Gilbert Menut : « La première mini-saison de l’Écrin s’est déroulée parfaitement, la salle faisant carton plein. L’action culturelle à Talant a pris une nouvelle dimension en accueillant des artistes mais aussi des publics extrêmement variés qui ne seraient jamais venus si nous n’avions pas réalisé cet espace. Ce Prélude a été très utile. Les spectacles des écoles, tout comme les concerts, classiques ou autres, les spectacles de variétés, ont très bien fonctionné. Le public, divers et varié, a répondu présent et la salle a elle aussi répondu aux exigences du public. Les remarques montrent que l’on y est très bien installé et que l’acoustique est de qualité, quel que soit le type de musique… Nous avons l’outil pour être dans une dimension différente des grandes salles. Il ne s’agissait pas de recopier ce qui existait déjà et le format original de 430 places répond parfaitement aux besoins mais aussi aux capacités de la commune ».

DLH : L’Écrin représente un levier pour l’attractivité. Mais, vous avez aussi souhaité favoriser le développement de votre commune, au niveau touristique, avec la création de la Maison Alix de Vergy. N’était-ce pas une façon d’afficher votre différence par rapport à la métropole et à sa politique touristique ?

G. M. : « Ce n’est pas tellement notre différence mais notre complémentarité. Personne, même le plus gros des plus gros, ne peut prétendre monopoliser l’animation d’une métropole. Si l’on a une métropole, il faut avoir un comportement de métropolitain. Prenons comme exemple le Grand Paris. Paris est fondamentale mais les villes autour ont toutes leurs personnalités. Chacune joue son rôle. Dans la métropole dijonnaise, c’est pareil : lorsque vous êtes à Talant, vous n’êtes pas à Chevigny et quand vous êtes à Chevigny, vous n’êtes pas à Chenôve… Et tout cela tourne autour de Dijon. Mais cette vision de donjon, qui fait qu’en dehors de celui-ci il n’y a rien, est une source d’appauvrissement de la métropole ».

DLH : Vous voulez dire que la métropole dijonnaise est différente du Grand Paris…

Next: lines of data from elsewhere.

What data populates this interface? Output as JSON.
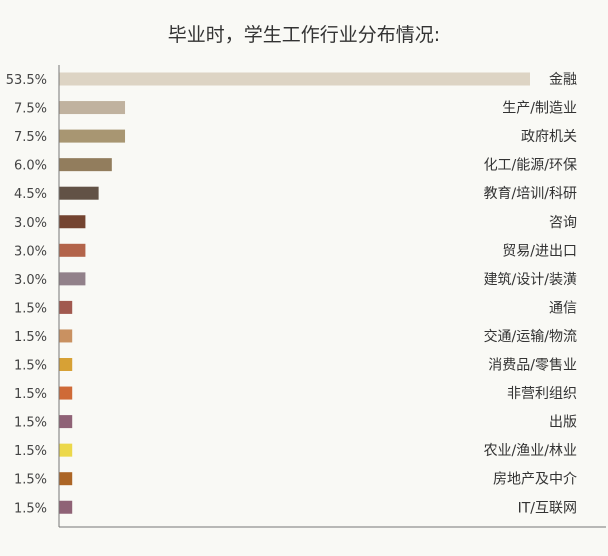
{
  "chart_data": {
    "type": "bar",
    "orientation": "horizontal",
    "title": "毕业时，学生工作行业分布情况:",
    "unit": "%",
    "categories": [
      "金融",
      "生产/制造业",
      "政府机关",
      "化工/能源/环保",
      "教育/培训/科研",
      "咨询",
      "贸易/进出口",
      "建筑/设计/装潢",
      "通信",
      "交通/运输/物流",
      "消费品/零售业",
      "非营利组织",
      "出版",
      "农业/渔业/林业",
      "房地产及中介",
      "IT/互联网"
    ],
    "values": [
      53.5,
      7.5,
      7.5,
      6.0,
      4.5,
      3.0,
      3.0,
      3.0,
      1.5,
      1.5,
      1.5,
      1.5,
      1.5,
      1.5,
      1.5,
      1.5
    ],
    "colors": [
      "#ddd4c4",
      "#c0b29f",
      "#a89672",
      "#927d5d",
      "#625246",
      "#744430",
      "#b3644a",
      "#92818a",
      "#a1594f",
      "#c99161",
      "#d7a135",
      "#cf6a37",
      "#8f6276",
      "#ecd84a",
      "#ac6525",
      "#8f6276"
    ],
    "xlim": [
      0,
      53.5
    ],
    "grid": false,
    "legend": "none"
  }
}
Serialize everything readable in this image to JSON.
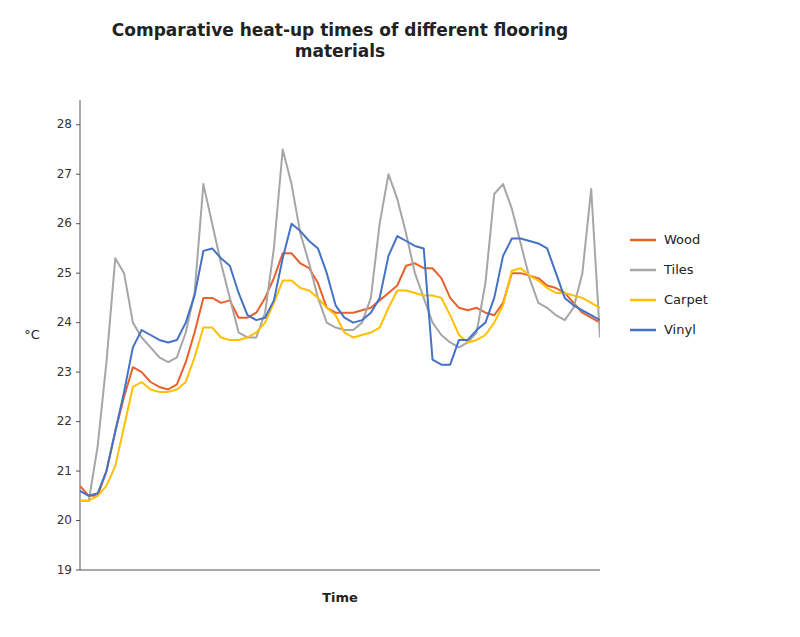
{
  "chart_data": {
    "type": "line",
    "title": "Comparative heat-up times of different flooring\nmaterials",
    "x_label": "Time",
    "y_label": "°C",
    "ylim": [
      19,
      28.5
    ],
    "yticks": [
      19,
      20,
      21,
      22,
      23,
      24,
      25,
      26,
      27,
      28
    ],
    "grid": false,
    "legend": "right",
    "tick_labels": "y",
    "series": [
      {
        "name": "Wood",
        "color": "#E8612C",
        "values": [
          20.7,
          20.5,
          20.5,
          21.0,
          21.8,
          22.5,
          23.1,
          23.0,
          22.8,
          22.7,
          22.65,
          22.75,
          23.2,
          23.8,
          24.5,
          24.5,
          24.4,
          24.45,
          24.1,
          24.1,
          24.2,
          24.5,
          24.9,
          25.4,
          25.4,
          25.2,
          25.1,
          24.8,
          24.3,
          24.2,
          24.2,
          24.2,
          24.25,
          24.3,
          24.45,
          24.6,
          24.75,
          25.15,
          25.2,
          25.1,
          25.1,
          24.9,
          24.5,
          24.3,
          24.25,
          24.3,
          24.2,
          24.15,
          24.4,
          25.0,
          25.0,
          24.95,
          24.9,
          24.75,
          24.7,
          24.6,
          24.4,
          24.2,
          24.1,
          24.0
        ]
      },
      {
        "name": "Tiles",
        "color": "#A6A6A6",
        "values": [
          20.4,
          20.4,
          21.5,
          23.2,
          25.3,
          25.0,
          24.0,
          23.7,
          23.5,
          23.3,
          23.2,
          23.3,
          23.8,
          24.6,
          26.8,
          26.0,
          25.2,
          24.5,
          23.8,
          23.7,
          23.7,
          24.2,
          25.5,
          27.5,
          26.8,
          25.8,
          25.2,
          24.5,
          24.0,
          23.9,
          23.85,
          23.85,
          24.0,
          24.5,
          26.0,
          27.0,
          26.5,
          25.8,
          25.0,
          24.5,
          24.0,
          23.75,
          23.6,
          23.5,
          23.6,
          23.8,
          24.8,
          26.6,
          26.8,
          26.3,
          25.6,
          24.9,
          24.4,
          24.3,
          24.15,
          24.05,
          24.3,
          25.0,
          26.7,
          23.7
        ]
      },
      {
        "name": "Carpet",
        "color": "#FFC000",
        "values": [
          20.4,
          20.4,
          20.5,
          20.7,
          21.1,
          21.9,
          22.7,
          22.8,
          22.65,
          22.6,
          22.6,
          22.65,
          22.8,
          23.3,
          23.9,
          23.9,
          23.7,
          23.65,
          23.65,
          23.7,
          23.8,
          24.0,
          24.4,
          24.85,
          24.85,
          24.7,
          24.65,
          24.5,
          24.3,
          24.15,
          23.8,
          23.7,
          23.75,
          23.8,
          23.9,
          24.3,
          24.65,
          24.65,
          24.6,
          24.55,
          24.55,
          24.5,
          24.15,
          23.75,
          23.6,
          23.65,
          23.75,
          24.0,
          24.35,
          25.05,
          25.1,
          24.95,
          24.85,
          24.7,
          24.6,
          24.6,
          24.55,
          24.5,
          24.4,
          24.3
        ]
      },
      {
        "name": "Vinyl",
        "color": "#4472C4",
        "values": [
          20.6,
          20.5,
          20.55,
          21.0,
          21.8,
          22.6,
          23.5,
          23.85,
          23.75,
          23.65,
          23.6,
          23.65,
          24.0,
          24.55,
          25.45,
          25.5,
          25.3,
          25.15,
          24.6,
          24.15,
          24.05,
          24.1,
          24.45,
          25.3,
          26.0,
          25.85,
          25.65,
          25.5,
          25.0,
          24.35,
          24.1,
          24.0,
          24.05,
          24.2,
          24.5,
          25.35,
          25.75,
          25.65,
          25.55,
          25.5,
          23.25,
          23.15,
          23.15,
          23.65,
          23.65,
          23.85,
          24.0,
          24.5,
          25.35,
          25.7,
          25.7,
          25.65,
          25.6,
          25.5,
          25.0,
          24.5,
          24.35,
          24.25,
          24.15,
          24.05
        ]
      }
    ]
  }
}
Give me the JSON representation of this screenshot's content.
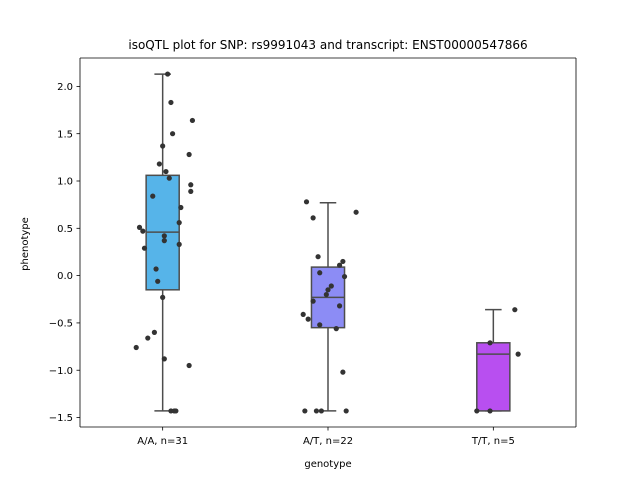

G. M. : « Déjà par sa taille mais par son fonctionnement aussi ! Il faut que l’on ait un comportement beaucoup plus ouvert qui mette en valeur le dynamisme de toutes les villes et villages du tour de Dijon, en complément de ce qui se passe dans la capitale bourguignonne elle-même ».

DLH : Ainsi la devise d’Alexandre Dumas « Un pour tous, et tous pour un » ne serait pas celle de la métropole…

G. M. : « Je préfère parler des belles bagues. Vous avez une belle pierre et nombre de petits diamants tout autour. C’est comme cela que les communes pourraient toutes briller ! »

DLH : Pourquoi êtes-vous autant vent debout contre le PLUI-HD (Plan local d’urbanisme intercommunal) dont l’adoption bat son plein actuellement ?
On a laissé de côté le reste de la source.